Analysis: Is Ferrari right that Formula 1 has taken a wrong turn?

Ferrari president Luca di Montezemolo's call to arms for Bernie Ecclestone to hold a meeting on the future of Formula 1 has reignited debate about the state of the sport

Analysis: Is Ferrari right that Formula 1 has taken a wrong turn?

While early-season criticisms about new fuel-efficiency rules have been quelled by some exciting races, di Montezemolo has maintained his stance that things are amiss.

In his letter to Ecclestone last week, he makes it clear that there are several areas where he thinks F1 has taken a 'wrong turn'.

But rather than simply speaking out about where he believes F1 should be doing better, di Montezemolo has suggested an action plan.

He wants a gathering of F1's key players - including teams, media, and even companies not currently directly involved such as Google and Apple - at Ferrari's Maranello headquarters in the week before the Italian Grand Prix.

Here AUTOSPORT analyses the three key issues that have prompted di Montezemolo's worries.

COMPLICATED RULES AND THE SHOW

Preparing for the arrival of F1's new hybrid revolution proved to be a massive challenge for the teams.

But it has also left the sport facing a challenge in explaining to fans exactly how the complex new engine technology works, and what impact it is having on the racing.

During his pre-Christmas media lunch last year, di Montezemolo and then Ferrari team principal Stefano Domenicali both expressed worries that F1 may suffer if fans do not get a grasp of the rules easily.

The polarised views expressed by fans earlier in the year duly showed that F1 had not done a good enough job to win everyone over.

Ultimately, the new regulations have produced good races, with little evidence of the 'taxi cab' driving that was talked about earlier on.

But while the rules may not be at fault, F1's message could have been better.

Pirelli's move to go conservative with its tyre choices this year, understandable after criticisms of it being too aggressive in 2013, has increased lap times, and fuelled the view that the new cars are too slow.

How much easier would it have been to sell the new rules if the tyres were quick enough to make 2014's F1 cars as fast, or even faster, than last year?

The quieter engines, an inevitable consequence of efficient turbo engines, was also not marketed correctly.

F1 should have promoted the benefit of the new rules; and should never have faced public criticisms from those within the sport.

FALLING AUDIENCES

One of the talking points in the paddock this season has been the decline of television audiences following F1.

Although some markets, like Britain, are holding up viewing numbers despite the Mercedes dominance, other territories are faring less well - especially Germany and Italy.

The extent of the drop in followers has become a concern for teams and sponsors, who are short of answers as to why it has happened.

Pirelli motorsport director Paul Hembery said recently: "Viewing figures so far this year are extremely disappointing, there's no doubt about that.

"And that comes on the back of a season where it was dominated by one car and one driver for the fourth time in a row essentially.

"It's important to understand why this year something's happened that, even after a period of domination, has created another important hit on the viewing figures."

There are some suggestions that the decline in audiences owes more to changing viewership habits that an out-and-out disinterest in F1.

But F1 should not just try to guess what is happening.
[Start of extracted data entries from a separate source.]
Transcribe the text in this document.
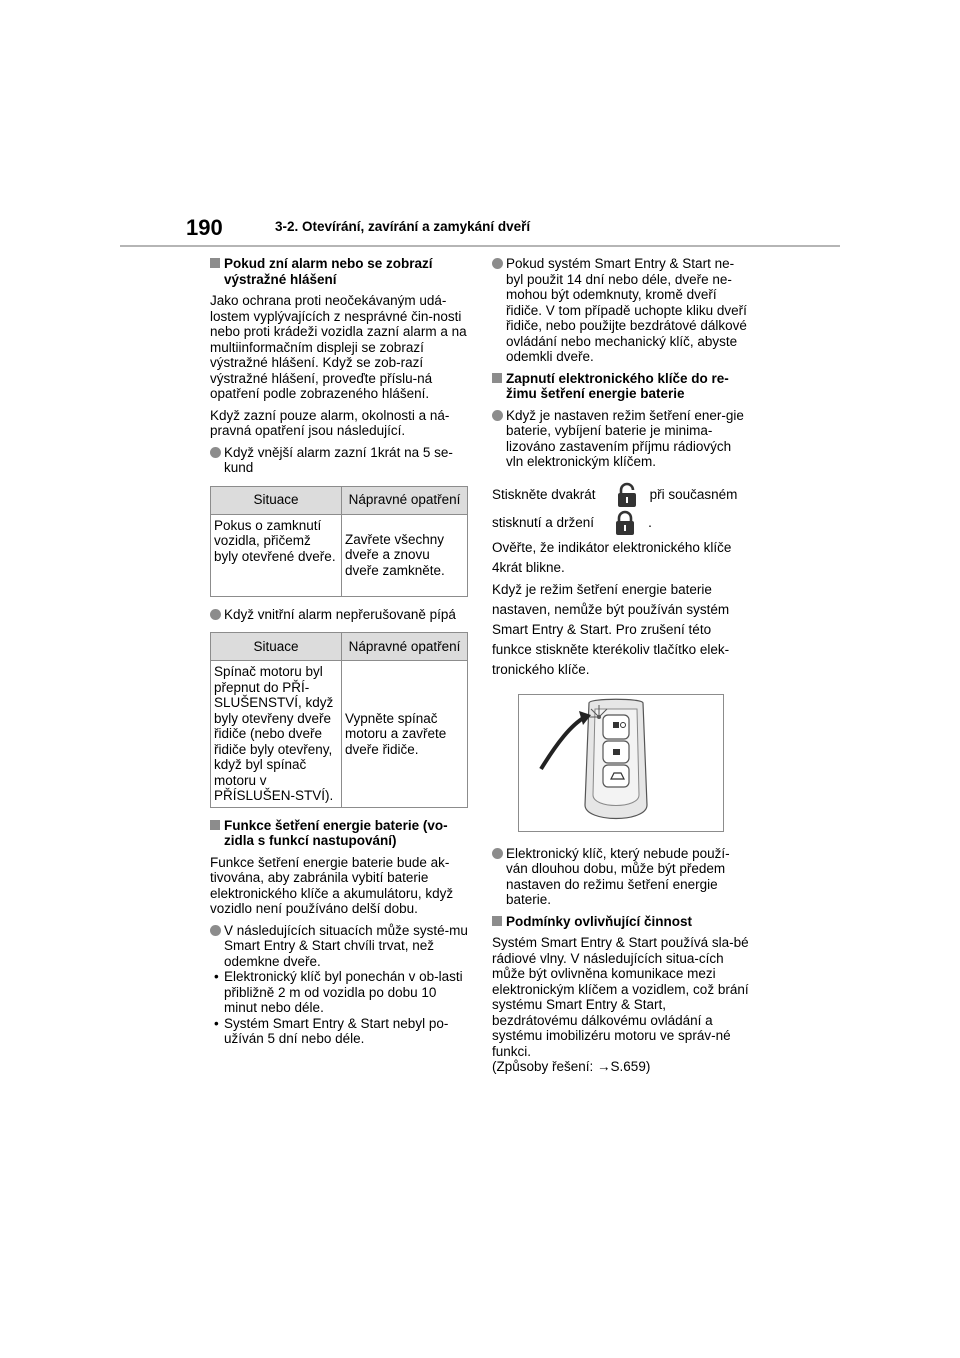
190	3-2. Otevírání, zavírání a zamykání dveří
Pokud zní alarm nebo se zobrazí výstražné hlášení

Jako ochrana proti neočekávaným udá-lostem vyplývajících z nesprávné čin-nosti nebo proti krádeži vozidla zazní alarm a na multiinformačním displeji se zobrazí výstražné hlášení. Když se zob-razí výstražné hlášení, proveďte příslu-ná opatření podle zobrazeného hlášení.

Když zazní pouze alarm, okolnosti a ná-pravná opatření jsou následující.

Když vnější alarm zazní 1krát na 5 se-kund
Situace	Nápravné opatření
Pokus o zamknutí vozidla, přičemž byly otevřené dveře.	Zavřete všechny dveře a znovu dveře zamkněte.
Když vnitřní alarm nepřerušovaně pípá
Situace	Nápravné opatření
Spínač motoru byl přepnut do PŘÍ-SLUŠENSTVÍ, když byly otevřeny dveře řidiče (nebo dveře řidiče byly otevřeny, když byl spínač motoru v PŘÍSLUŠEN-STVÍ).	Vypněte spínač motoru a zavřete dveře řidiče.
Funkce šetření energie baterie (vo-zidla s funkcí nastupování)

Funkce šetření energie baterie bude ak-tivována, aby zabránila vybití baterie elektronického klíče a akumulátoru, když vozidlo není používáno delší dobu.

V následujících situacích může systé-mu Smart Entry & Start chvíli trvat, než odemkne dveře.
• Elektronický klíč byl ponechán v ob-lasti přibližně 2 m od vozidla po dobu 10 minut nebo déle.
• Systém Smart Entry & Start nebyl po-užíván 5 dní nebo déle.
Pokud systém Smart Entry & Start ne-byl použit 14 dní nebo déle, dveře ne-mohou být odemknuty, kromě dveří řidiče. V tom případě uchopte kliku dveří řidiče, nebo použijte bezdrátové dálkové ovládání nebo mechanický klíč, abyste odemkli dveře.
Zapnutí elektronického klíče do re-žimu šetření energie baterie
Když je nastaven režim šetření ener-gie baterie, vybíjení baterie je minima-lizováno zastavením příjmu rádiových vln elektronickým klíčem.
Stiskněte dvakrát	při současném
stisknutí a držení	.

Ověřte, že indikátor elektronického klíče 4krát blikne.

Když je režim šetření energie baterie nastaven, nemůže být používán systém Smart Entry & Start. Pro zrušení této funkce stiskněte kterékoliv tlačítko elek-tronického klíče.

Elektronický klíč, který nebude použí-ván dlouhou dobu, může být předem nastaven do režimu šetření energie baterie.
Podmínky ovlivňující činnost

Systém Smart Entry & Start používá sla-bé rádiové vlny. V následujících situa-cích může být ovlivněna komunikace mezi elektronickým klíčem a vozidlem, což brání systému Smart Entry & Start, bezdrátovému dálkovému ovládání a systému imobilizéru motoru ve správ-né funkci.

(Způsoby řešení: →S.659)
It is important that it finds the answer and reacts by adapting to how fans want to consume modern sport.

SOCIAL MEDIA IGNORANCE

F1 has long-faced criticisms that its chiefs have not done enough to adapt to the changing world of new media.

For too long it has viewed the internet, and social media networks like YouTube and Twitter, as a threat rather than an opportunity.

It is even unmoved that other sports have moved ahead by embracing it.

Recent questions to Ecclestone about whether he felt F1 was missing a trick in not doing more on social media were wholly dismissed.

"No. We're commercial," he said. "If they find people to pay us [to do that] then I will be happy."

But F1's neglect of this area risks alienating younger fans, and means there may not be future interest in the sport.

That's why di Montezemolo's plans to invite social media's big hitters, plus Apple and Google, could help provide proper insight about what F1 can do to boost its audience.

It is, after all, in everyone's interest to make F1 more popular.